Specify individual syncing of Outlook Exchange items such as Calendar, Contacts, Mail, Notes, and Reminders.

For each item, select or deselect the Enable and the Allow User Override options.

Sync must be enabled for at least one of the these items. If you disable syncing for one of the options but allow user to override, the user will still be able to enable it.

Identity Certificate

Select an identity certificate from the list if you want the device to authenticate to the server using a certificate. Certificates appear in this list only if already configured using an identity certificate configuration.

Android

Use Certificate Based Authentication Only

Use the selected identity certificate as the only means of authenticating to the Exchange server.

Accept all SSL Certificates

Select to allow device users to set Android devices to accept all SSL certificates.
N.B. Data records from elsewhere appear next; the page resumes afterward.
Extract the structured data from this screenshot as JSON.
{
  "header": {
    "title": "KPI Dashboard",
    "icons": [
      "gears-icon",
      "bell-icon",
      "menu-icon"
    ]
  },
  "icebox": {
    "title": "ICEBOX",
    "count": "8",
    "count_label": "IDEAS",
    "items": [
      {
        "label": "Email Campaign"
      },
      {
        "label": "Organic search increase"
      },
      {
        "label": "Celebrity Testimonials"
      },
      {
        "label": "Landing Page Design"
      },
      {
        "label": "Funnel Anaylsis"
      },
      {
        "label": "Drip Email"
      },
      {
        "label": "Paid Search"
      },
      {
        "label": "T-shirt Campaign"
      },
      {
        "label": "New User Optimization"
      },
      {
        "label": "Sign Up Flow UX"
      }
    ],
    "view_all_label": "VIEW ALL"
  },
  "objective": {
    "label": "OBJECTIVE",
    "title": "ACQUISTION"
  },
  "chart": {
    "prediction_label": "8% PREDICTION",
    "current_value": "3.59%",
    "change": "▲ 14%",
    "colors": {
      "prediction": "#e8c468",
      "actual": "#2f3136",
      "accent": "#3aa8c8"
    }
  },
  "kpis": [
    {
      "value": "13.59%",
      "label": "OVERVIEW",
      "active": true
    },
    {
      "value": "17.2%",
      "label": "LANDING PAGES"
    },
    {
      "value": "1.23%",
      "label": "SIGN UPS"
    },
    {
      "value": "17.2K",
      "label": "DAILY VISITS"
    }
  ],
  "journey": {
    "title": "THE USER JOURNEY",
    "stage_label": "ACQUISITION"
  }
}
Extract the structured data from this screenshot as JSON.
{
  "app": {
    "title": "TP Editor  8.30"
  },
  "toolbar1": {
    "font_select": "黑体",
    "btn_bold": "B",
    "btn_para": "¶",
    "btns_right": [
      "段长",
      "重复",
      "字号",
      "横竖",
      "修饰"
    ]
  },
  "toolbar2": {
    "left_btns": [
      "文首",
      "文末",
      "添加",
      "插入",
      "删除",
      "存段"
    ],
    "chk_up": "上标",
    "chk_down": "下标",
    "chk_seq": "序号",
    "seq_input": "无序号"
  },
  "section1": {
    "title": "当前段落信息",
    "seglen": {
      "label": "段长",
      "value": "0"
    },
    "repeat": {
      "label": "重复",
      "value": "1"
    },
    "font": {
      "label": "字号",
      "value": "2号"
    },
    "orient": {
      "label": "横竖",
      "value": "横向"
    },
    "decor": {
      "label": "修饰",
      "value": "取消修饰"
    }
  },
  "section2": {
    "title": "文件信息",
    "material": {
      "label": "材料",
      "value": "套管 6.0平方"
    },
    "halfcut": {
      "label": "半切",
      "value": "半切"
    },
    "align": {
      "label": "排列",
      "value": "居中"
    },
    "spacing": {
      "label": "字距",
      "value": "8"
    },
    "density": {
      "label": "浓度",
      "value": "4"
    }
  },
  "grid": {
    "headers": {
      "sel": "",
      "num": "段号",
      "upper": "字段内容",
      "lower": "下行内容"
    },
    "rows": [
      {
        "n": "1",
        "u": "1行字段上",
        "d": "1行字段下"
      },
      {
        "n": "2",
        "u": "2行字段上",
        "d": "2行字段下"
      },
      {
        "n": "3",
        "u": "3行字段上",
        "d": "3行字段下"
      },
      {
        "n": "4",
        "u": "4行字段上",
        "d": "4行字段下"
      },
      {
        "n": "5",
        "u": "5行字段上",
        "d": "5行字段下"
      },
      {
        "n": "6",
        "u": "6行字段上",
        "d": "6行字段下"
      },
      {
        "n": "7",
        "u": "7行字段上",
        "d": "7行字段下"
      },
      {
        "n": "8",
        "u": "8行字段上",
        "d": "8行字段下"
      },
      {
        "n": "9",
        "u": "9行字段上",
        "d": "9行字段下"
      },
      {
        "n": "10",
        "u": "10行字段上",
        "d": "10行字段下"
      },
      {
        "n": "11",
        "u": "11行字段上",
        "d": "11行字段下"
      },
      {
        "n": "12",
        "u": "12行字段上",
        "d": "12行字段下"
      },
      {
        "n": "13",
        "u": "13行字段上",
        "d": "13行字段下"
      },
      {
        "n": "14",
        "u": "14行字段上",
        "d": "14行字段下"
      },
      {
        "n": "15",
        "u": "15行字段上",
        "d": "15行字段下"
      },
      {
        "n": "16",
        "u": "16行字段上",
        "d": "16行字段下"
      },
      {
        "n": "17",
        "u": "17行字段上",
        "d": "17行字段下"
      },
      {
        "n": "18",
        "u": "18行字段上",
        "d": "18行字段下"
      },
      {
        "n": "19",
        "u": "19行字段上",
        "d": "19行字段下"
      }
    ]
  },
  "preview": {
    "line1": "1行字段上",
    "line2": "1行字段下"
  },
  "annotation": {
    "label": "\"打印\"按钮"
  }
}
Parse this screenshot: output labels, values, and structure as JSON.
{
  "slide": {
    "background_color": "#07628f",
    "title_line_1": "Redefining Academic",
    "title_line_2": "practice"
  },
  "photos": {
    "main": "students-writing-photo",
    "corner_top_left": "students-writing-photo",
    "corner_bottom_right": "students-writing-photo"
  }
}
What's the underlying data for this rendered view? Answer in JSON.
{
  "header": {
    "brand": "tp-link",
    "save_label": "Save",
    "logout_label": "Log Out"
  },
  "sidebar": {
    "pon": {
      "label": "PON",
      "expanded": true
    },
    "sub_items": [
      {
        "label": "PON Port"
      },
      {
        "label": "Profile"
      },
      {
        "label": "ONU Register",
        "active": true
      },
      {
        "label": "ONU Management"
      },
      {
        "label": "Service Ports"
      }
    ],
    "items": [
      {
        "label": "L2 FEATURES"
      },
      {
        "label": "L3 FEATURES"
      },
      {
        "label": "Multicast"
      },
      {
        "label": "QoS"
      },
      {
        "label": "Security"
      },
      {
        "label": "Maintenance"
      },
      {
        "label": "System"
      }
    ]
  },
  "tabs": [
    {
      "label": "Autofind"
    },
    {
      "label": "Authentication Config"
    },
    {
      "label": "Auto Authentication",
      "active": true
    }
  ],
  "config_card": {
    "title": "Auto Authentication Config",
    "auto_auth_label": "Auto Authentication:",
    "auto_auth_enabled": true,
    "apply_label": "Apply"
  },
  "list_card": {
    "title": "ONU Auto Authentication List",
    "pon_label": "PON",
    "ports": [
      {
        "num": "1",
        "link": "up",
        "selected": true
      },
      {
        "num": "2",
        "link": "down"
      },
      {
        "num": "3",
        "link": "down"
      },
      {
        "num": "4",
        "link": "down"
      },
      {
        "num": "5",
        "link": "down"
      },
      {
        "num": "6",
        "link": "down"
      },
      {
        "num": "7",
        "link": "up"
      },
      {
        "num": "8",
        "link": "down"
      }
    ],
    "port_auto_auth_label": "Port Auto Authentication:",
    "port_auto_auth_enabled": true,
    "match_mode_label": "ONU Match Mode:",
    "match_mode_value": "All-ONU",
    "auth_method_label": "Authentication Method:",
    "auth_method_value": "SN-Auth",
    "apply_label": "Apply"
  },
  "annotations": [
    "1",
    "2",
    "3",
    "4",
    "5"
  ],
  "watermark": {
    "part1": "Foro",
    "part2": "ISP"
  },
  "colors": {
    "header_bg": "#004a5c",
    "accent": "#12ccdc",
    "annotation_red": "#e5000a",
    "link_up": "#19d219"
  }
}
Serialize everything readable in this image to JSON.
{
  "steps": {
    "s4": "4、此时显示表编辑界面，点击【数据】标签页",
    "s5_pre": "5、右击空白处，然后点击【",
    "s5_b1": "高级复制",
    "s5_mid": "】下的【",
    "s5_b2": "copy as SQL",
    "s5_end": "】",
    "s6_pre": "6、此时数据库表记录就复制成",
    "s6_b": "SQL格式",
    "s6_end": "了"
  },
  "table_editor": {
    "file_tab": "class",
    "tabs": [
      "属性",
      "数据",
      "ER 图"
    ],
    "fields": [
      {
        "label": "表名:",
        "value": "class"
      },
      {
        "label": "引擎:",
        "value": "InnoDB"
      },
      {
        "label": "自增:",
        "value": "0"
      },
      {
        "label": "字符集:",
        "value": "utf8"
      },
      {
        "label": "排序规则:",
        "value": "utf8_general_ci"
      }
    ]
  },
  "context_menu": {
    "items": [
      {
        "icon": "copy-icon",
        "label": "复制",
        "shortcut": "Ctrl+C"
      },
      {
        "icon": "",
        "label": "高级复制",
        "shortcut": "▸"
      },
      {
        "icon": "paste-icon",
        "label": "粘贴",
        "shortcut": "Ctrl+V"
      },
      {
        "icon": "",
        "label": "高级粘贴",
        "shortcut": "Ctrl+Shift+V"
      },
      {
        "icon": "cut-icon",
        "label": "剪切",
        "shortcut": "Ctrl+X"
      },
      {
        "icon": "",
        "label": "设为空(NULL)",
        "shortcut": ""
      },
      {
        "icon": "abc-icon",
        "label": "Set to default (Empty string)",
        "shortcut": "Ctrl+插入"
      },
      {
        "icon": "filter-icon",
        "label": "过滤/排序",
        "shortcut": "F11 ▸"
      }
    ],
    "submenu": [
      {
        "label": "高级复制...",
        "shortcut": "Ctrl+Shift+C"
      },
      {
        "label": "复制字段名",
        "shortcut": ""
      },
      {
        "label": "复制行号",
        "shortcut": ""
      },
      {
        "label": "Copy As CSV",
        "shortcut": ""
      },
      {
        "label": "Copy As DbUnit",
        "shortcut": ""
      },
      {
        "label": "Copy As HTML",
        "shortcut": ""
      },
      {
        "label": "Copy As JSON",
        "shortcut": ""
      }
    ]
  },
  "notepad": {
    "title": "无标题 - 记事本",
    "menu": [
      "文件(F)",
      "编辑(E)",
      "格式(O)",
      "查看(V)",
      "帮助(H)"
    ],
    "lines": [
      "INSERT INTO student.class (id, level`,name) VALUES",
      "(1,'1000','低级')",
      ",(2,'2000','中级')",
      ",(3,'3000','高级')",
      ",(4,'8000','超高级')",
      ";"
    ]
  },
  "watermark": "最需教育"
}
This setting applies to Android Email+ and Samsung Knox Email.

  • Use caution when enabling this setting, as device users might unknowingly expose the device to attack.
  • This option needs to be enabled if the Sentry certificate is a self-signed or unknown certificate.

Exchange App Priority

Select the email client to be configured by default on Android devices - Android Email+ and Samsung Email.

Email+ app are added in the app catalog for all tenants that has enabled the Exchange app priority.

iOS 10+

Communication Service Rules

Choose a default app to use to make audio calls to contacts within the CardDAV system.

Windows 10+ Only

Configure Outlook

Select this option to configure Microsoft Outlook to a device.

This option is supported only if Bridge is enabled.

*Type $ to see a list of supported variables, if available, for this field.